EcoSerrano: O que pode ocasionar a uma pessoa desenvolver a Síndrome do Pânico?
Clara: A Síndrome do Pânico é um conjunto de fatores biológicos (genéticos), psicológicos e sociais, podem fazer com que o indivíduo seja mais propenso a desenvolver esse transtorno, tendo então uma resposta mais catastrófica e disfuncional para fatores estressantes da vida, como um casamento, um divórcio, uma crise financeira. Além disso, pessoas que tiveram traumas e episódios de estresse na infância têm uma propensão maior ao desenvolvimento de síndrome do pânico, afinal, somos resultado das nossas experiências e vivências, e como elas são trabalhadas e significadas em nossa infância reflete na nossa maneira de ver as situações e o mundo.
Síndrome é vista como “desculpa”
EcoSerrano: Como é a sua experiência em tratar pacientes com esse transtorno?
Clara: Uma das principais dificuldades em lidar com ela é o julgamento da sociedade, da família. Os pacientes muitas vezes são descredibilizados, tidos como pessoas frescas e acomodadas, que utilizam a síndrome como “desculpa” para se livrarem de afazeres do dia a dia. Infelizmente, os transtornos e síndromes psicológicas, aquilo que não é palpável, para a população não tem credibilidade, dificultando ainda mais o processo terapêutico, já que um viés importante na terapia é o apoio familiar.
EcoSerrano: Há cura para a Síndrome do Pânico?
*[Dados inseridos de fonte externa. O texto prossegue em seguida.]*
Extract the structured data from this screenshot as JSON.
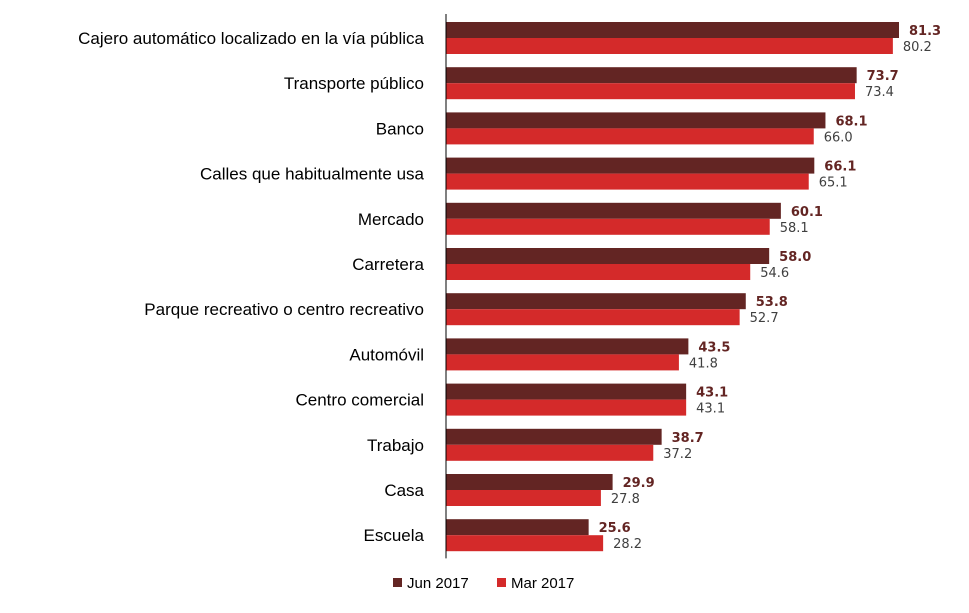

Clara: Bom, essa é uma pergunta bem polêmica. Como a maioria dos transtornos e síndromes psicológicas, a síndrome do pânico não tem cura, mas com esforço, paciência e o tratamento correto o paciente consegue uma remissão dos sintomas, uma reestruturação no seu modo de ver a si mesmo e o mundo e começa a compreender e a manejar os sintomas que antes lhe eram perturbadores. É possível conviver com a síndrome do pânico, conseguir gerir sua vida, atividades laborais, sociais e pessoais. Quando o paciente consegue compreender que ele que domina a síndrome do pânico e não ela que o domina, é possível ter uma vida dentro da normalidade, mas não é possível afirmar que nunca mais irão ocorrer episódios de ataques de pânico.